Some call it tickle monster. Some call it daddy monster. Somebody out there probably calls it grabbity groo. In my household, it goes by blanket monster. The point is that some daddy games are universal. And there is good reason for that. Dads are universally tired and cunning. Combine that cunning tiredness with the energy gap generated by inexhaustible kids and you get a predictable cluster of daddy games.
Granted, some first time dads (or dads who got into the fatherhood business nearer their prime than I did), will branch off into brazen games that involve tossing kids over their shoulder, lugging them around, swinging them by their feet, and other wholly responsible dad-sasters. But even those slapdash fathers maintain a trusty category of dad games that fall into the blanket monster category.
The most universal of these games is without a doubt “lumpy pillow.” Said game goes something like this: dad lays or sits on kid, kid giggles and/or wiggles, dad says “this pillow sure is lumpy” and tries to fluff the pillow, kid tries hard to not reveal their human status or blurts out, “I’m not a pillow!” Dad responds by saying, “Hey, pillows can’t talk!”
This is classic for so many obvious reasons. First and foremost is that it can be played while sitting or lying down. No heavy lifting. No running. No loud noises or flashing lights. And for affection-skittish fathers, this qualifies as snuggling without requiring either the child or the parent to say the word, “snuggle.” Brilliant.
After “lumpy pillow” I think some version of blanket monster probably comes in second. While a bit more active, blanket monster allows for periods of brief hibernation while the dad lies in wait beneath a favorite blanket. A lucky dad might even snag a few winks here and there while playing blanket monster. Of course the payoff moment for blanket monster results in tickle assaults after gobbling up any kid that dares get too close to the sleeping blanket monster.
What makes blanket monster the preferred choice for tickle assaults is two-fold. First, it’s on the ground (requires carpet). This is by far the lowest energy method of delivering a tickle assault. Second, by crawling around on hands and knees and snatching kids by their ankles, dads can reduce the risk of unintentional violent contact with the family jewels. When both feet are planted on the ground and both arms are engaged in the tickle assault, risk to the nuts is at its highest. And nothing ends daddy game time for everyone faster than a flailing foot or elbow to the nuts. (To this day, I remember chopping my dad good while playing airplane.)

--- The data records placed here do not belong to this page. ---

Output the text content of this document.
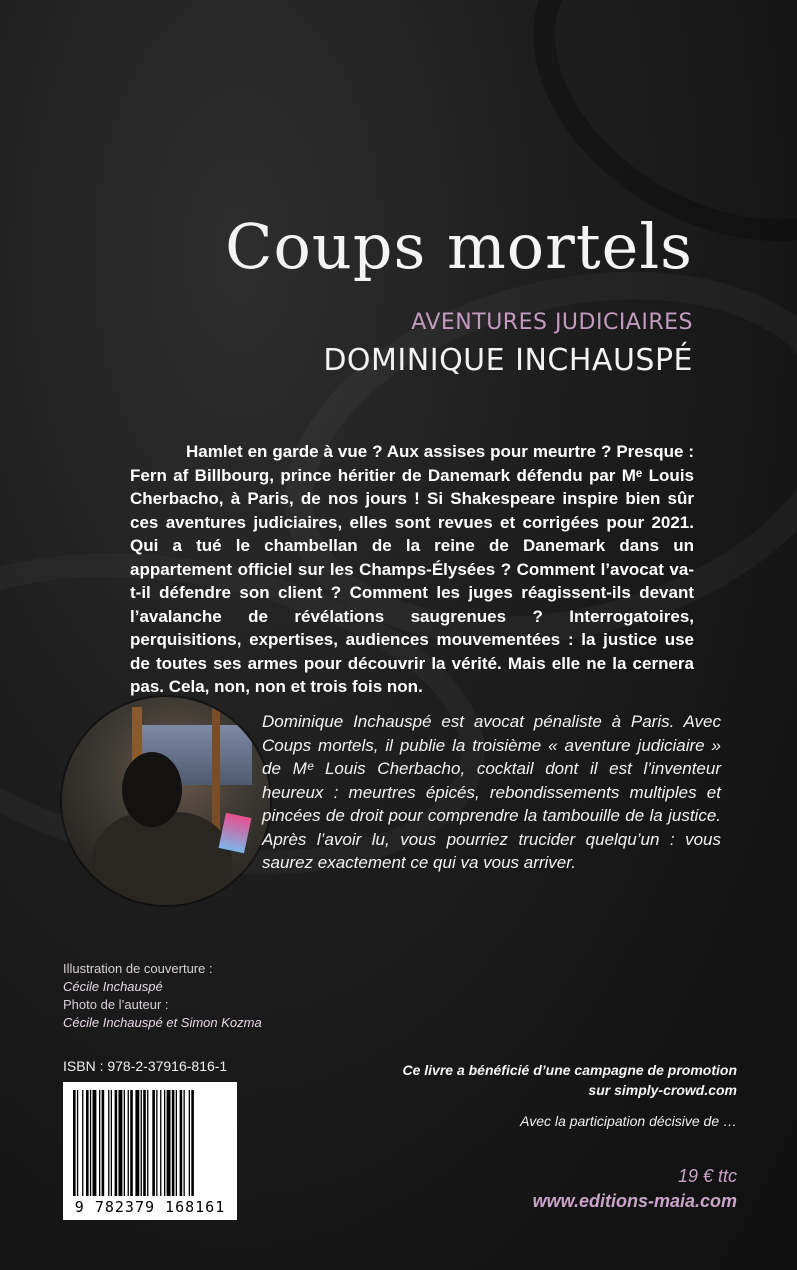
Coups mortels
AVENTURES JUDICIAIRES
DOMINIQUE INCHAUSPÉ

Hamlet en garde à vue ? Aux assises pour meurtre ? Presque : Fern af Billbourg, prince héritier de Danemark défendu par Mᵉ Louis Cherbacho, à Paris, de nos jours ! Si Shakespeare inspire bien sûr ces aventures judiciaires, elles sont revues et corrigées pour 2021. Qui a tué le chambellan de la reine de Danemark dans un appartement officiel sur les Champs-Élysées ? Comment l’avocat va-t-il défendre son client ? Comment les juges réagissent-ils devant l’avalanche de révélations saugrenues ? Interrogatoires, perquisitions, expertises, audiences mouvementées : la justice use de toutes ses armes pour découvrir la vérité. Mais elle ne la cernera pas. Cela, non, non et trois fois non.

Dominique Inchauspé est avocat pénaliste à Paris. Avec Coups mortels, il publie la troisième « aventure judiciaire » de Mᵉ Louis Cherbacho, cocktail dont il est l’inventeur heureux : meurtres épicés, rebondissements multiples et pincées de droit pour comprendre la tambouille de la justice. Après l’avoir lu, vous pourriez trucider quelqu’un : vous saurez exactement ce qui va vous arriver.

Illustration de couverture :
Cécile Inchauspé
Photo de l’auteur :
Cécile Inchauspé et Simon Kozma
ISBN : 978-2-37916-816-1
9 782379 168161
Ce livre a bénéficié d’une campagne de promotion
sur simply-crowd.com
Avec la participation décisive de …
19 € ttc
www.editions-maia.com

God bless all those dads who went above and beyond the obligatory “get me a beer from the fridge” game and as a result took a flogging to the nut sack. It could always be worse. One of my buddies took a chop to the eye that cut his retina and required a few days in bed while wearing an eyepatch. At least he got a good nap out of it.
Anywho, now the rest of you non-dads know why so many daddy games look so similar. It’s not that we recycle our favorites from childhood. (Most of the games we played when I was a kid are illegal now…or have been mercifully forgotten from the annuls of time). Nope. It’s more a matter of what works and what energy will allow us to repeat ad nauseam. Any of you future dads out there, take note.